Daily Management Review

Fitch expects slowdown in tobacco market due to vaping ban


10/04/2019


The ban on electronic cigarettes in a number of countries around the world, which was introduced after testing a new generation of tobacco products, could lead to a decrease in growth in the sector, Fitch rating agency reported.



Mike Mozart
Mike Mozart
"We expect that a recent inspection of a new generation of tobacco products, which included a ban on the sale of electronic cigarettes in some countries, states and cities in the United States, will slow down the sector’s growth," the agency said.

In the short term, Fitch expects significantly slower growth in the next-generation tobacco market.

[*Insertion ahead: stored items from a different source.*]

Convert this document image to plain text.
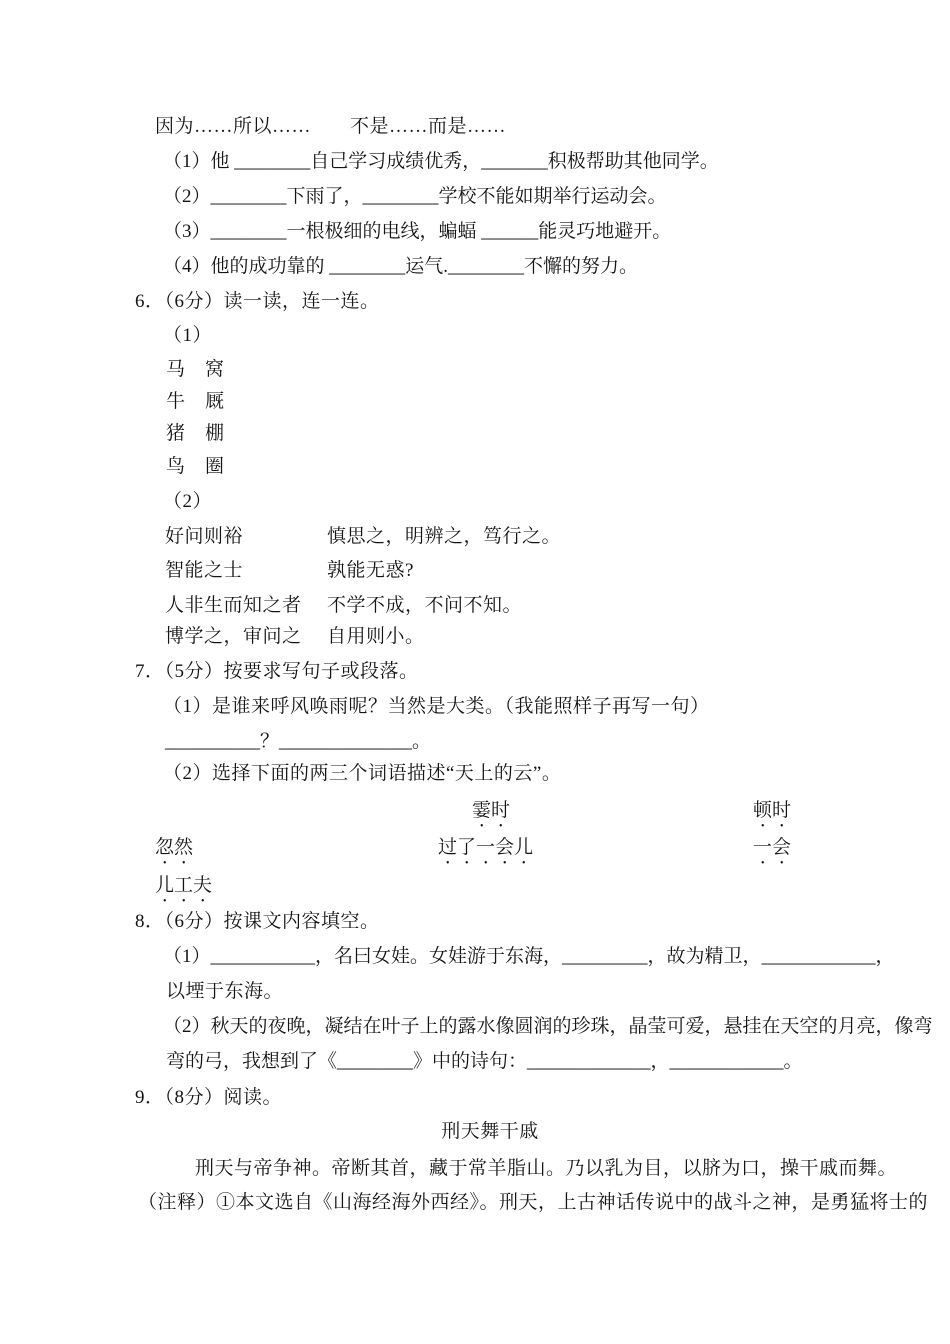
因为……所以……　　不是……而是……
（1）他 ________自己学习成绩优秀，_______积极帮助其他同学。
（2）________下雨了，________学校不能如期举行运动会。
（3）________一根极细的电线，蝙蝠 ______能灵巧地避开。
（4）他的成功靠的 ________运气.________不懈的努力。
6．（6分）读一读，连一连。
（1）
马　窝
牛　厩
猪　棚
鸟　圈
（2）
好问则裕	慎思之，明辨之，笃行之。
智能之士	孰能无惑?
人非生而知之者 不学不成，不问不知。
博学之，审问之 自用则小。
7．（5分）按要求写句子或段落。
（1）是谁来呼风唤雨呢？当然是大类。（我能照样子再写一句）
__________？______________。
（2）选择下面的两三个词语描述“天上的云”。
霎时	顿时
忽然	过了一会儿	一会
儿工夫
8．（6分）按课文内容填空。
（1）___________，名曰女娃。女娃游于东海，_________，故为精卫，____________，
以堙于东海。
（2）秋天的夜晚，凝结在叶子上的露水像圆润的珍珠，晶莹可爱，悬挂在天空的月亮，像弯
弯的弓，我想到了《________》中的诗句：_____________，____________。
9．（8分）阅读。
刑天舞干戚
刑天与帝争神。帝断其首，藏于常羊脂山。乃以乳为目，以脐为口，操干戚而舞。
（注释）①本文选自《山海经海外西经》。刑天，上古神话传说中的战斗之神，是勇猛将士的
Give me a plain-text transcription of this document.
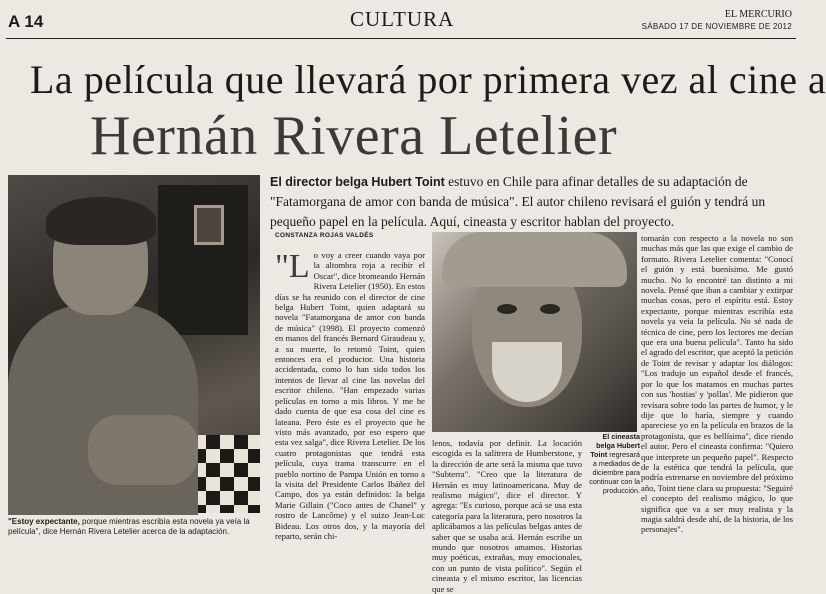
A 14	CULTURA	EL MERCURIO
SÁBADO 17 DE NOVIEMBRE DE 2012
La película que llevará por primera vez al cine a
Hernán Rivera Letelier
"Estoy expectante, porque mientras escribía esta novela ya veía la película", dice Hernán Rivera Letelier acerca de la adaptación.
El director belga Hubert Toint estuvo en Chile para afinar detalles de su adaptación de "Fatamorgana de amor con banda de música". El autor chileno revisará el guión y tendrá un pequeño papel en la película. Aquí, cineasta y escritor hablan del proyecto.
CONSTANZA ROJAS VALDÉS
"Lo voy a creer cuando vaya por la altombra roja a recibir el Oscar", dice bromeando Hernán Rivera Letelier (1950). En estos días se ha reunido con el director de cine belga Hubert Toint, quien adaptará su novela "Fatamorgana de amor con banda de música" (1998). El proyecto comenzó en manos del francés Bernard Giraudeau y, a su muerte, lo retomó Toint, quien entonces era el productor. Una historia accidentada, como lo han sido todos los intentos de llevar al cine las novelas del escritor chileno. "Han empezado varias películas en torno a mis libros. Y me he dado cuenta de que esa cosa del cine es lateana. Pero éste es el proyecto que he visto más avanzado, por eso espero que esta vez salga", dice Rivera Letelier. De los cuatro protagonistas que tendrá esta película, cuya trama transcurre en el pueblo nortino de Pampa Unión en torno a la visita del Presidente Carlos Ibáñez del Campo, dos ya están definidos: la belga Marie Gillain ("Coco antes de Chanel" y rostro de Lancôme) y el suizo Jean-Luc Bideau. Los otros dos, y la mayoría del reparto, serán chi-
El cineasta belga Hubert Toint regresará a mediados de diciembre para continuar con la producción.
lenos, todavía por definir. La locación escogida es la salitrera de Humberstone, y la dirección de arte será la misma que tuvo "Subterra". "Creo que la literatura de Hernán es muy latinoamericana. Muy de realismo mágico", dice el director. Y agrega: "Es curioso, porque acá se usa esta categoría para la literatura, pero nosotros la aplicábamos a las películas belgas antes de saber que se usaba acá. Hernán escribe un mundo que nosotros amamos. Historias muy poéticas, extrañas, muy emocionales, con un punto de vista político". Según el cineasta y el mismo escritor, las licencias que se
tomarán con respecto a la novela no son muchas más que las que exige el cambio de formato. Rivera Letelier comenta: "Conocí el guión y está buenísimo. Me gustó mucho. No lo encontré tan distinto a mi novela. Pensé que iban a cambiar y extirpar muchas cosas, pero el espíritu está. Estoy expectante, porque mientras escribía esta novela ya veía la película. No sé nada de técnica de cine, pero los lectores me decían que era una buena película". Tanto ha sido el agrado del escritor, que aceptó la petición de Toint de revisar y adaptar los diálogos: "Los tradujo un español desde el francés, por lo que los matamos en muchas partes con sus 'hostias' y 'pollas'. Me pidieron que revisara sobre todo las partes de humor, y le dije que lo haría, siempre y cuando apareciese yo en la película en brazos de la protagonista, que es bellísima", dice riendo el autor. Pero el cineasta confirma: "Quiero que interprete un pequeño papel". Respecto de la estética que tendrá la película, que podría estrenarse en noviembre del próximo año, Toint tiene clara su propuesta: "Seguiré el concepto del realismo mágico, lo que significa que va a ser muy realista y la magia saldrá desde ahí, de la historia, de los personajes".
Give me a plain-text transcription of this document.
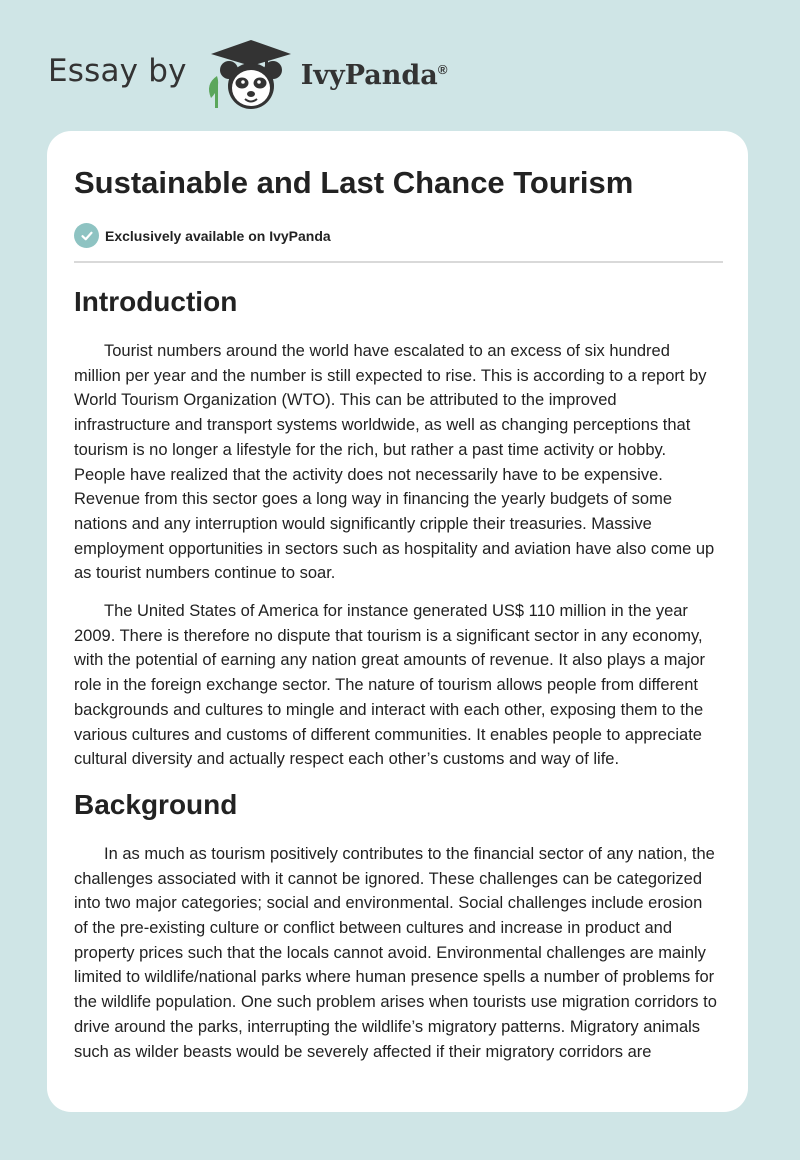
Essay by	IvyPanda®
Sustainable and Last Chance Tourism
Exclusively available on IvyPanda
Introduction

Tourist numbers around the world have escalated to an excess of six hundred
million per year and the number is still expected to rise. This is according to a report by
World Tourism Organization (WTO). This can be attributed to the improved
infrastructure and transport systems worldwide, as well as changing perceptions that
tourism is no longer a lifestyle for the rich, but rather a past time activity or hobby.
People have realized that the activity does not necessarily have to be expensive.
Revenue from this sector goes a long way in financing the yearly budgets of some
nations and any interruption would significantly cripple their treasuries. Massive
employment opportunities in sectors such as hospitality and aviation have also come up
as tourist numbers continue to soar.

The United States of America for instance generated US$ 110 million in the year
2009. There is therefore no dispute that tourism is a significant sector in any economy,
with the potential of earning any nation great amounts of revenue. It also plays a major
role in the foreign exchange sector. The nature of tourism allows people from different
backgrounds and cultures to mingle and interact with each other, exposing them to the
various cultures and customs of different communities. It enables people to appreciate
cultural diversity and actually respect each other’s customs and way of life.

Background

In as much as tourism positively contributes to the financial sector of any nation, the
challenges associated with it cannot be ignored. These challenges can be categorized
into two major categories; social and environmental. Social challenges include erosion
of the pre-existing culture or conflict between cultures and increase in product and
property prices such that the locals cannot avoid. Environmental challenges are mainly
limited to wildlife/national parks where human presence spells a number of problems for
the wildlife population. One such problem arises when tourists use migration corridors to
drive around the parks, interrupting the wildlife’s migratory patterns. Migratory animals
such as wilder beasts would be severely affected if their migratory corridors are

At the same time, in the long run, the consequences of the bans remain uncertain, as this can bring profit to large companies by reducing competition from smaller producers.

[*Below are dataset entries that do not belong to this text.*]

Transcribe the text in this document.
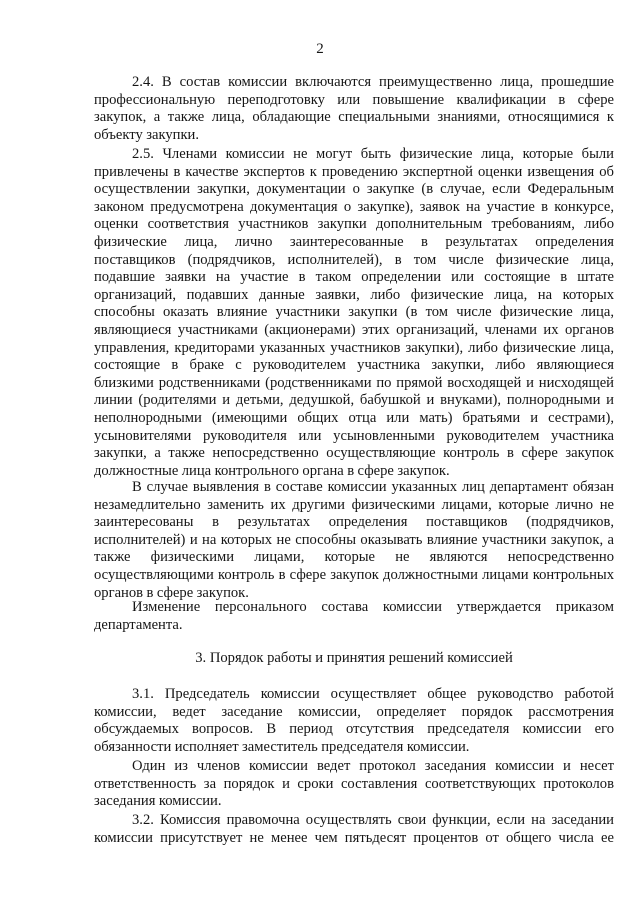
2

2.4. В состав комиссии включаются преимущественно лица, прошедшие профессиональную переподготовку или повышение квалификации в сфере закупок, а также лица, обладающие специальными знаниями, относящимися к объекту закупки.

2.5. Членами комиссии не могут быть физические лица, которые были привлечены в качестве экспертов к проведению экспертной оценки извещения об осуществлении закупки, документации о закупке (в случае, если Федеральным законом предусмотрена документация о закупке), заявок на участие в конкурсе, оценки соответствия участников закупки дополнительным требованиям, либо физические лица, лично заинтересованные в результатах определения поставщиков (подрядчиков, исполнителей), в том числе физические лица, подавшие заявки на участие в таком определении или состоящие в штате организаций, подавших данные заявки, либо физические лица, на которых способны оказать влияние участники закупки (в том числе физические лица, являющиеся участниками (акционерами) этих организаций, членами их органов управления, кредиторами указанных участников закупки), либо физические лица, состоящие в браке с руководителем участника закупки, либо являющиеся близкими родственниками (родственниками по прямой восходящей и нисходящей линии (родителями и детьми, дедушкой, бабушкой и внуками), полнородными и неполнородными (имеющими общих отца или мать) братьями и сестрами), усыновителями руководителя или усыновленными руководителем участника закупки, а также непосредственно осуществляющие контроль в сфере закупок должностные лица контрольного органа в сфере закупок.

В случае выявления в составе комиссии указанных лиц департамент обязан незамедлительно заменить их другими физическими лицами, которые лично не заинтересованы в результатах определения поставщиков (подрядчиков, исполнителей) и на которых не способны оказывать влияние участники закупок, а также физическими лицами, которые не являются непосредственно осуществляющими контроль в сфере закупок должностными лицами контрольных органов в сфере закупок.

Изменение персонального состава комиссии утверждается приказом департамента.

3. Порядок работы и принятия решений комиссией

3.1. Председатель комиссии осуществляет общее руководство работой комиссии, ведет заседание комиссии, определяет порядок рассмотрения обсуждаемых вопросов. В период отсутствия председателя комиссии его обязанности исполняет заместитель председателя комиссии.

Один из членов комиссии ведет протокол заседания комиссии и несет ответственность за порядок и сроки составления соответствующих протоколов заседания комиссии.

3.2. Комиссия правомочна осуществлять свои функции, если на заседании комиссии присутствует не менее чем пятьдесят процентов от общего числа ее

Fitch forecasts that one of the world's largest tobacco producers, Philip Morris, will be less affected by regulatory control, as the company focuses on producing next-generation tobacco products that work without overheating.

It is specified that Philip Morris has received approval for the sale of this product by US regulators.

British American Tobacco, according to the agency, is more influenced by restrictions in the field of electronic cigarettes. Nevertheless, as the agency reports, the company confirmed that by 2024 it expects profit of 5 billion pounds (approximately $ 6.1 billion).

In September, Walmart announced cessation of sales of electronic cigarettes in the United States due to the difficulties of state and local regulation.

Also in September, the U.S. Centers for Disease Control and Prevention (CDC) said it had documented the twelfth death from vaping, with hundreds of Americans complaining about problems in this regard.